We wanted to experience, how our different artistic approaches can connect and complement each other in a shared space and find similarities besides our shared year of birth, which inspired the title.
When it comes to my artist practice I experience myself increasingly as a mixed-media person. I enjoy to venture into painting, photography, digital design, printmaking, sculpture, collage/assemblage and also combined techniques.
For this exhibition I chose the Hexagon shape as one overarching theme, exploring it in 2D and 3D and also that space of optical illusions in between. Intrigued by the strong symmetry and balance of the Hexagon I experimented with different ways to contradict and distort that effect. In re-purposing mass-produced, hexagon-shaped acrylic ornaments as both motives and material I found connections to my professional background in textile design and my fascination with architecture and industrial structures.

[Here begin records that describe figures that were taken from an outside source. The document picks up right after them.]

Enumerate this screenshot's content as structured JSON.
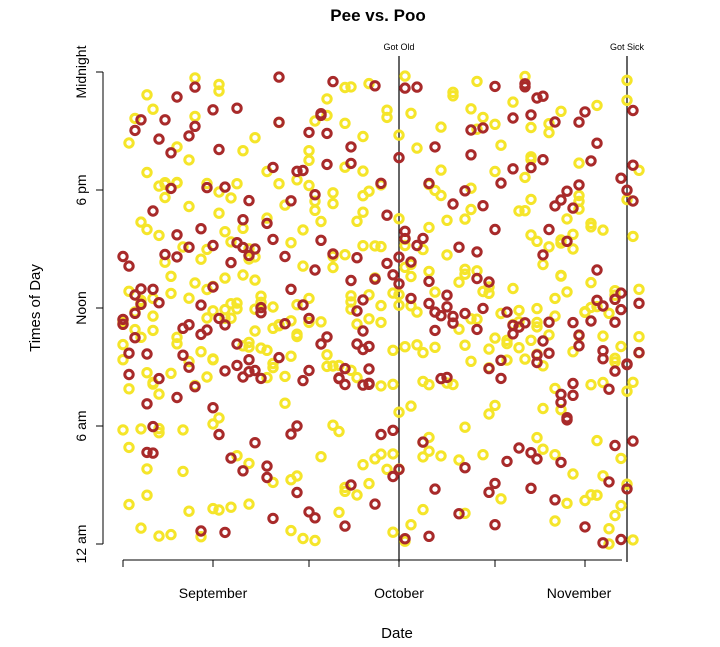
{
  "chart_data": {
    "type": "scatter",
    "title": "Pee vs. Poo",
    "xlabel": "Date",
    "ylabel": "Times of Day",
    "x_axis": {
      "type": "date",
      "range": [
        "2013-08-31",
        "2013-11-27"
      ],
      "tick_dates": [
        "2013-08-31",
        "2013-09-15",
        "2013-10-01",
        "2013-10-16",
        "2013-11-01",
        "2013-11-16"
      ],
      "labels": [
        {
          "text": "September",
          "date": "2013-09-15"
        },
        {
          "text": "October",
          "date": "2013-10-16"
        },
        {
          "text": "November",
          "date": "2013-11-15"
        }
      ]
    },
    "y_axis": {
      "range_hours": [
        0,
        24
      ],
      "ticks": [
        {
          "hour": 0,
          "label": "12 am"
        },
        {
          "hour": 6,
          "label": "6 am"
        },
        {
          "hour": 12,
          "label": "Noon"
        },
        {
          "hour": 18,
          "label": "6 pm"
        },
        {
          "hour": 24,
          "label": "Midnight"
        }
      ]
    },
    "annotations": [
      {
        "date": "2013-10-16",
        "label": "Got Old"
      },
      {
        "date": "2013-11-23",
        "label": "Got Sick"
      }
    ],
    "grid": false,
    "legend": "none",
    "series": [
      {
        "color": "#f5e52a",
        "marker": "ring",
        "points": []
      },
      {
        "color": "#a82a2a",
        "marker": "ring",
        "points": []
      }
    ]
  }
}
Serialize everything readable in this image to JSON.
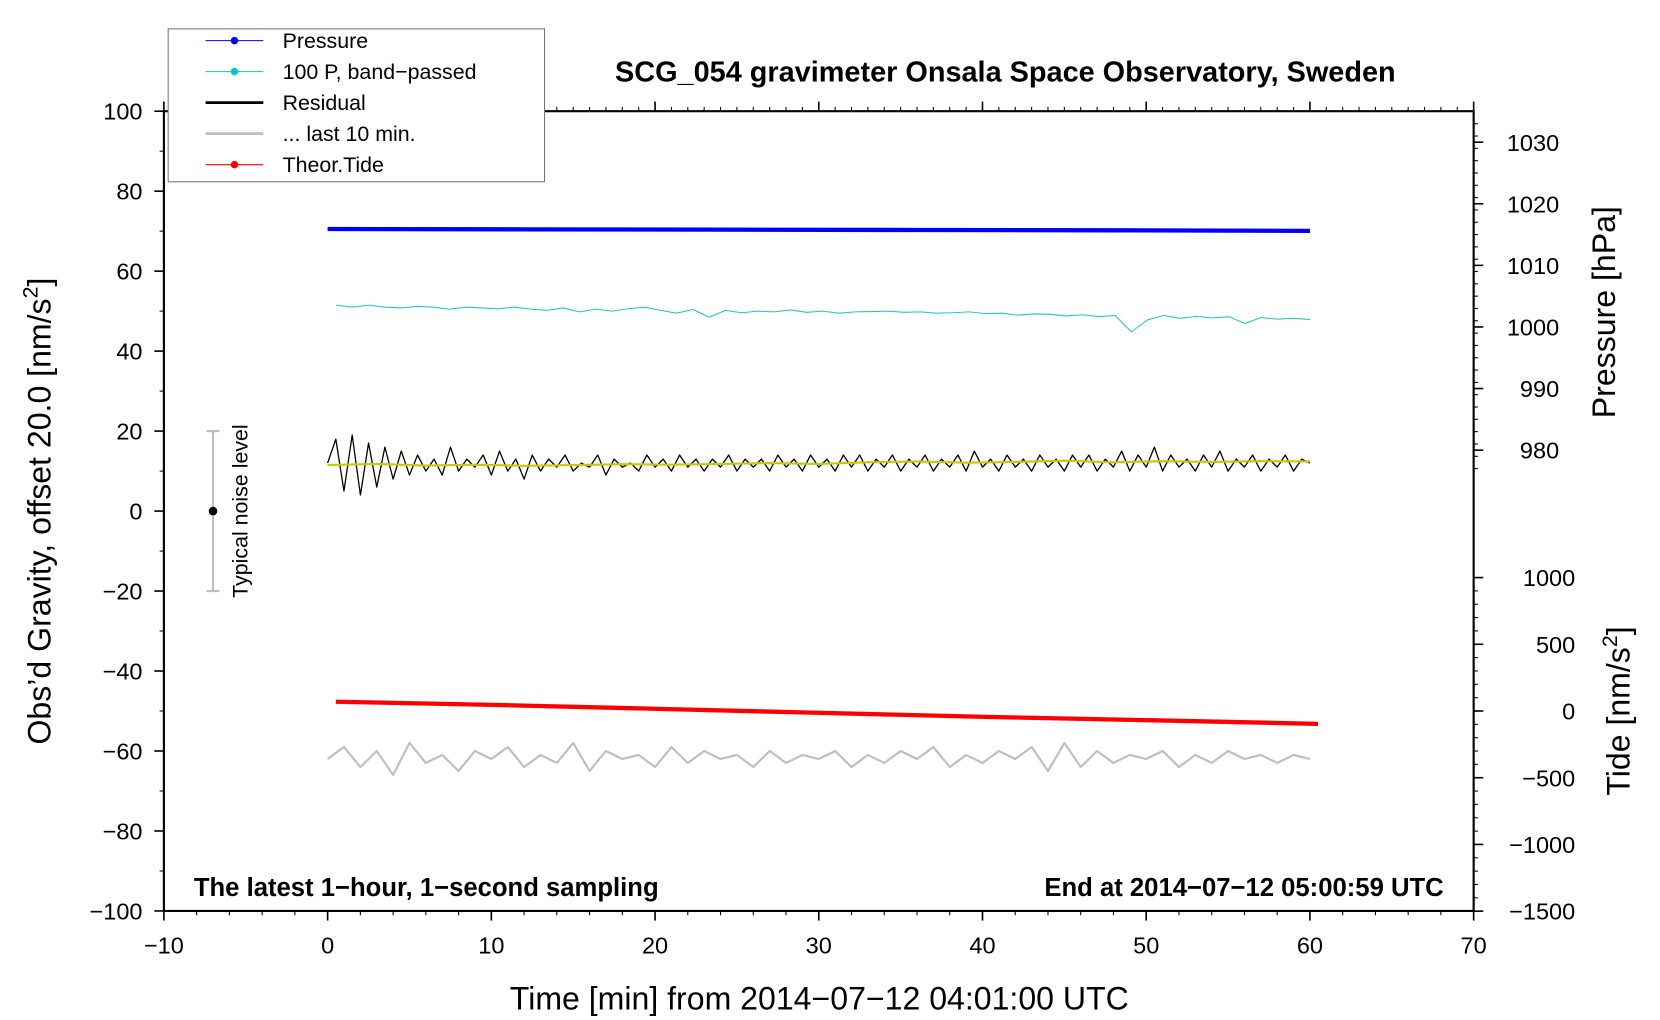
{
  "chart_data": {
    "type": "line",
    "title": "SCG_054 gravimeter Onsala Space Observatory, Sweden",
    "xlabel": "Time [min] from 2014−07−12 04:01:00 UTC",
    "ylabel": "Obs’d Gravity, offset 20.0 [nm/s",
    "ylabel_sup": "2",
    "ylabel_end": "]",
    "y2label": "Pressure [hPa]",
    "y3label": "Tide [nm/s",
    "y3label_sup": "2",
    "y3label_end": "]",
    "xlim": [
      -10,
      70
    ],
    "ylim": [
      -100,
      100
    ],
    "pressure_axis_range": [
      980,
      1030
    ],
    "tide_axis_range": [
      -1500,
      1000
    ],
    "x_ticks": [
      "−10",
      "0",
      "10",
      "20",
      "30",
      "40",
      "50",
      "60",
      "70"
    ],
    "y_ticks": [
      "100",
      "80",
      "60",
      "40",
      "20",
      "0",
      "−20",
      "−40",
      "−60",
      "−80",
      "−100"
    ],
    "pressure_ticks": [
      "1030",
      "1020",
      "1010",
      "1000",
      "990",
      "980"
    ],
    "tide_ticks": [
      "1000",
      "500",
      "0",
      "−500",
      "−1000",
      "−1500"
    ],
    "annotation_left": "The latest 1−hour, 1−second sampling",
    "annotation_right": "End at 2014−07−12 05:00:59 UTC",
    "noise_label": "Typical noise level",
    "noise_bar": {
      "x": -7,
      "center": 0,
      "low": -20,
      "high": 20
    },
    "legend": [
      {
        "label": "Pressure",
        "color": "#0000ff",
        "marker": true
      },
      {
        "label": "100 P, band−passed",
        "color": "#00c8c8",
        "marker": true
      },
      {
        "label": "Residual",
        "color": "#000000",
        "marker": false
      },
      {
        "label": "... last 10 min.",
        "color": "#bebebe",
        "marker": false
      },
      {
        "label": "Theor.Tide",
        "color": "#ff0000",
        "marker": true
      }
    ],
    "series": [
      {
        "name": "Pressure",
        "axis": "pressure",
        "color": "#0000ff",
        "x_range": [
          0,
          60
        ],
        "values": [
          1015.9,
          1015.85,
          1015.8,
          1015.75,
          1015.7,
          1015.6
        ]
      },
      {
        "name": "100 P, band-passed",
        "axis": "left",
        "color": "#20c8c8",
        "x_range": [
          0.5,
          60
        ],
        "values": [
          51.5,
          51,
          51.5,
          51,
          50.8,
          51.2,
          51,
          50.5,
          51,
          50.8,
          50.6,
          51,
          50.5,
          50.2,
          50.8,
          49.8,
          50.5,
          50,
          50.6,
          51,
          50.2,
          49.5,
          50.4,
          48.5,
          50.2,
          49.6,
          50,
          49.8,
          50.3,
          49.7,
          50,
          49.5,
          49.8,
          49.9,
          50,
          49.7,
          49.8,
          49.5,
          49.6,
          49.8,
          49.4,
          49.5,
          49,
          49.3,
          49.2,
          48.8,
          49.1,
          48.6,
          48.9,
          44.8,
          47.8,
          48.9,
          48.2,
          48.7,
          48.3,
          48.6,
          46.9,
          48.4,
          48,
          48.2,
          47.9
        ]
      },
      {
        "name": "Residual",
        "axis": "left",
        "color": "#000000",
        "x_range": [
          0,
          60
        ],
        "values": [
          12,
          18,
          5,
          19,
          4,
          17,
          6,
          16,
          8,
          15,
          9,
          14,
          10,
          13,
          9,
          16,
          10,
          13,
          11,
          14,
          9,
          15,
          10,
          13,
          8,
          14,
          10,
          13,
          11,
          14,
          10,
          12,
          11,
          14,
          9,
          13,
          11,
          12,
          10,
          14,
          11,
          13,
          10,
          14,
          11,
          13,
          10,
          13,
          11,
          14,
          10,
          13,
          11,
          13,
          10,
          14,
          11,
          13,
          10,
          14,
          11,
          13,
          10,
          14,
          11,
          14,
          10,
          13,
          11,
          14,
          10,
          13,
          11,
          14,
          10,
          13,
          11,
          14,
          10,
          15,
          11,
          13,
          10,
          14,
          11,
          13,
          10,
          14,
          11,
          13,
          10,
          14,
          11,
          14,
          10,
          13,
          11,
          15,
          10,
          14,
          11,
          16,
          10,
          14,
          11,
          13,
          10,
          14,
          11,
          15,
          10,
          13,
          11,
          14,
          10,
          13,
          11,
          14,
          10,
          13,
          12
        ]
      },
      {
        "name": "Residual smoothed",
        "axis": "left",
        "color": "#c8c800",
        "x_range": [
          0,
          60
        ],
        "values": [
          11.5,
          11.8,
          11.4,
          11.6,
          11.3,
          11.5,
          11.7,
          11.6,
          11.8,
          12,
          11.8,
          12.2,
          12.4,
          12.1,
          12.3,
          12.6,
          12.2,
          12.5,
          12.3,
          12.5,
          12.4
        ]
      },
      {
        "name": "... last 10 min.",
        "axis": "left",
        "color": "#bebebe",
        "x_range": [
          0,
          60
        ],
        "values": [
          -62,
          -59,
          -64,
          -60,
          -66,
          -58,
          -63,
          -61,
          -65,
          -60,
          -62,
          -59,
          -64,
          -61,
          -63,
          -58,
          -65,
          -60,
          -62,
          -61,
          -64,
          -59,
          -63,
          -60,
          -62,
          -61,
          -64,
          -60,
          -63,
          -61,
          -62,
          -60,
          -64,
          -61,
          -63,
          -60,
          -62,
          -59,
          -64,
          -61,
          -63,
          -60,
          -62,
          -59,
          -65,
          -58,
          -64,
          -60,
          -63,
          -61,
          -62,
          -60,
          -64,
          -61,
          -63,
          -60,
          -62,
          -61,
          -63,
          -61,
          -62
        ]
      },
      {
        "name": "Theor.Tide",
        "axis": "tide",
        "color": "#ff0000",
        "x_range": [
          0.5,
          60.5
        ],
        "values": [
          70,
          45,
          15,
          -15,
          -45,
          -70,
          -96
        ]
      }
    ]
  }
}
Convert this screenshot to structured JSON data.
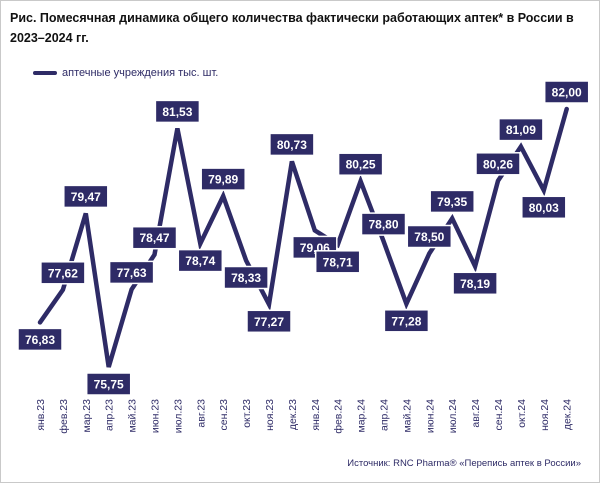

The occurring elements of repetition and transition also serve as topics, represented in works on display like the painted cityscape, the digital hommage to Rene’ Magritte and my 2016 participation in the NZ-based 100 Days-Project.
Linda Evangaline Smith
There is always the challenge of making what I can see in my imagination happen in real life. The challenge is trying to form my thoughts and mind pictures into art that other people can see. Deciding on media, application, form and size are some of the first things I think about as well as how to actually construct or paint it. The pieces in this exhibition are all screen printed using the same screens in many different ways.
I decided that the circle would become my starting point. I have been using circles to contain my work a lot lately and wanted to see it through to some conclusion. Using print and a set bank of images but an unlimited colour pallet made it possible for me to concentrate on layering, opacity and forming compositions.
When I start I have only a hint of an idea of how it will look when completed. The first few marks are never good and I struggle to continue rather keep on starting again and again. The layers work to obscure and reveal different pictures within the bigger picture. I’m learning when to stop.
Every image has a meaning for me in my everyday life. Some are straight from nature, a leaf from my mother’s garden put over a screen, drawings of plants and shapes as well as digital images that are layered to form a composition.